一切发生在瞬间,除了郅玄和赵颢,近处的属官都没有察觉两人的变化。
史官直觉敏锐,抬头看了一眼,被宗人拍拍肩膀,随即收回目光,当做什么都没有发生。
宴会气氛十分热烈,即使没有酒,与宴众人也异常欢腾。
或许是刚才发生的一切,郅玄的兴致不太高。直至两名甲士离开席位,在众人的叫好声中击剑助兴,他才重新打起精神,投入到宴会之中。
宴会持续到后半夜,众人方才尽兴。
篝火即将燃尽,冷风骤起,比以往的夜风都要冷。
郅玄和赵颢起身离席,属官们也随之离开。甲士和卒伍落后一步。待到众人全部离开,侍人和奴隶才开始清理场地。
夜风越来越大,郅玄和赵颢各自登车回营。
望见夜色中的公子颢,郅玄忽然冒出一个念头,当着众人的面,将公子颢邀请到自己车上,车门关闭,正色道:“我有一事。”
“请讲。”赵颢以为郅玄有要事相商,否则不会突然请自己登车,当即坐正身体,表情严肃。
“不能讲,只能做。”
郅玄忽然拉近两人距离,在赵颢诧异的目光中,捻起镶嵌珍珠的发带,轻声道:“如何?”
赵颢没出声,表情带着沉思,凝神打量郅玄。
在郅玄以为他不会答应,准备松开手时,后颈忽然被扣住,冷香逼近,一如当初在怪风中一般。
“婚姻未成,不急。若君心急,颢亦无不可。”
说话时,赵颢靠得更近,一只手扣住郅玄的后颈,另一只手撑在郅玄身侧。
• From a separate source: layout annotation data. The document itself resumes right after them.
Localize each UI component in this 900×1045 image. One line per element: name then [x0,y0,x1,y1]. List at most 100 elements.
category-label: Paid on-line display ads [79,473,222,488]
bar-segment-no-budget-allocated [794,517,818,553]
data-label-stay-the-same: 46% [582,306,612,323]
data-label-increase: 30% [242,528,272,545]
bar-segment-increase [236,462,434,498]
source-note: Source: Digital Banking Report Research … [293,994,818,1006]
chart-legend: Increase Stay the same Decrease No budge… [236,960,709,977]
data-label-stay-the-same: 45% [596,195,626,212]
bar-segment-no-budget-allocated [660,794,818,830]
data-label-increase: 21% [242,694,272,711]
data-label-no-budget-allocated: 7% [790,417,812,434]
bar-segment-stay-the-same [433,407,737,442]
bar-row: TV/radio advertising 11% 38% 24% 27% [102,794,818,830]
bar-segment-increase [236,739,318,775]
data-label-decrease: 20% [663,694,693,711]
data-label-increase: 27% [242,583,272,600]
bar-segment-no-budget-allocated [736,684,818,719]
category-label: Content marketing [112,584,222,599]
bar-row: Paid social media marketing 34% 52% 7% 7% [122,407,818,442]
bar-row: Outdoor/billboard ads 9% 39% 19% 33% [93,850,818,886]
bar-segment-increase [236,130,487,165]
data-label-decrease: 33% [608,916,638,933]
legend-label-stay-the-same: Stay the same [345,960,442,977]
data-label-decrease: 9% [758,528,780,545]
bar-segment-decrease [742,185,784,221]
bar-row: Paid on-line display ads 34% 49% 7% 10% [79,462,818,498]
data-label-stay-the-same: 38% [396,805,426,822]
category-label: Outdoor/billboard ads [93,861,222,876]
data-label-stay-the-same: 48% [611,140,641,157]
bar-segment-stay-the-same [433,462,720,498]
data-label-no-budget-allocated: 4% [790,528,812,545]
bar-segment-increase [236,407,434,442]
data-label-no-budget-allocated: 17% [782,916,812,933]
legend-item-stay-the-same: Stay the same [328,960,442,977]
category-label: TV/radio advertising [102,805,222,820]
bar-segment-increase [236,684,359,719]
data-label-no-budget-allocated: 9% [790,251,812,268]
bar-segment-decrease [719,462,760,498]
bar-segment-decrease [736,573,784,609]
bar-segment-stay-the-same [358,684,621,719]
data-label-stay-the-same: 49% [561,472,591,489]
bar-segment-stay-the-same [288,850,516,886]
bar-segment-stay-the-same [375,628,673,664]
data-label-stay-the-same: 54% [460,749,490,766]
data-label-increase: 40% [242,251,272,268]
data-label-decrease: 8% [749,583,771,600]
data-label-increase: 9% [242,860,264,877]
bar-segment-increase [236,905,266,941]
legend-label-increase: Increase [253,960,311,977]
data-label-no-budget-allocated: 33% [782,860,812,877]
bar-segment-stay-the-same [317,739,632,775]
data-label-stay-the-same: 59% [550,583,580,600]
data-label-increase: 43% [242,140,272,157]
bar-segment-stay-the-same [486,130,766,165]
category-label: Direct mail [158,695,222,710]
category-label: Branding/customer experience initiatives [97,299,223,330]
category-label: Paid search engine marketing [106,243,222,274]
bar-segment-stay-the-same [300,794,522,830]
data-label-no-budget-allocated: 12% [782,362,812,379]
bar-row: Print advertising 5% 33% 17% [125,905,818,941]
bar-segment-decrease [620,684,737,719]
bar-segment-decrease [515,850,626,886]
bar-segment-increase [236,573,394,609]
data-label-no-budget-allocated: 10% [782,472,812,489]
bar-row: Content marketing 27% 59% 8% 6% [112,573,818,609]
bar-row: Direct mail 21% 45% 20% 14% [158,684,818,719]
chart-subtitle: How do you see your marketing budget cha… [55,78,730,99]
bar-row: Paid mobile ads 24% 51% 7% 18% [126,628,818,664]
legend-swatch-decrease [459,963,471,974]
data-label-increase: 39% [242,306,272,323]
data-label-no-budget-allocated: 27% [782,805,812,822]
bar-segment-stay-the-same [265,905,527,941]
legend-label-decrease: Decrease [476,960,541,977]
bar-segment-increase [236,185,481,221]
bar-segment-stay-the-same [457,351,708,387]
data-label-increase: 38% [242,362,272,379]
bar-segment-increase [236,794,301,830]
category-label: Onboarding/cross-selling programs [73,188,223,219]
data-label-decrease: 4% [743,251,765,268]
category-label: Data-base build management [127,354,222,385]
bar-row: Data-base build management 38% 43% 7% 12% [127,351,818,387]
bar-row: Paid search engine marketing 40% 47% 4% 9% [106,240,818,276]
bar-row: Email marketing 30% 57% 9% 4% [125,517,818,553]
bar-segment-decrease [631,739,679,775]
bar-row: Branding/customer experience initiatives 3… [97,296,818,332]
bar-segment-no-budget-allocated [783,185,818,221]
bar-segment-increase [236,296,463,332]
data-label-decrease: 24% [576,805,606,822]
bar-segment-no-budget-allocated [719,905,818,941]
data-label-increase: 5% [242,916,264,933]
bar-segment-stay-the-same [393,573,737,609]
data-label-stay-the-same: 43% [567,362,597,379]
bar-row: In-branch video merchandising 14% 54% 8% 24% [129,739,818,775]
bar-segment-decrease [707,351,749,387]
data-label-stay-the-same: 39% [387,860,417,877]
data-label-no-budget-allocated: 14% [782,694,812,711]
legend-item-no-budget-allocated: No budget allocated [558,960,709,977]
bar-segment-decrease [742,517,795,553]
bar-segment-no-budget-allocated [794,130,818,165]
袖摆铺展,炫目的红交叠如夜的黑,鲜明、妖娆。
呼吸近在咫尺,望进对方双眼,没有慌乱、没有局促、没有沉迷,只有清明,却异常地撩人。
郅玄笑了,伸臂环住赵颢的肩,手指擦过对方的耳垂。
他再次确认,眼前的男人是一个很好的合作对象,从任何方面。
车厢外,属官们都是眼观鼻鼻观心,无论心中在想什么,表面上看都是一副镇定模样。
终于,车厢门打开,赵颢从车内走出,衣冠整齐,神态自然。
属官们不着痕迹打量公子颢,又瞅瞅同样整齐的公子玄,彼此交换眼神,心中有底。随即各自登车回营,一路无话。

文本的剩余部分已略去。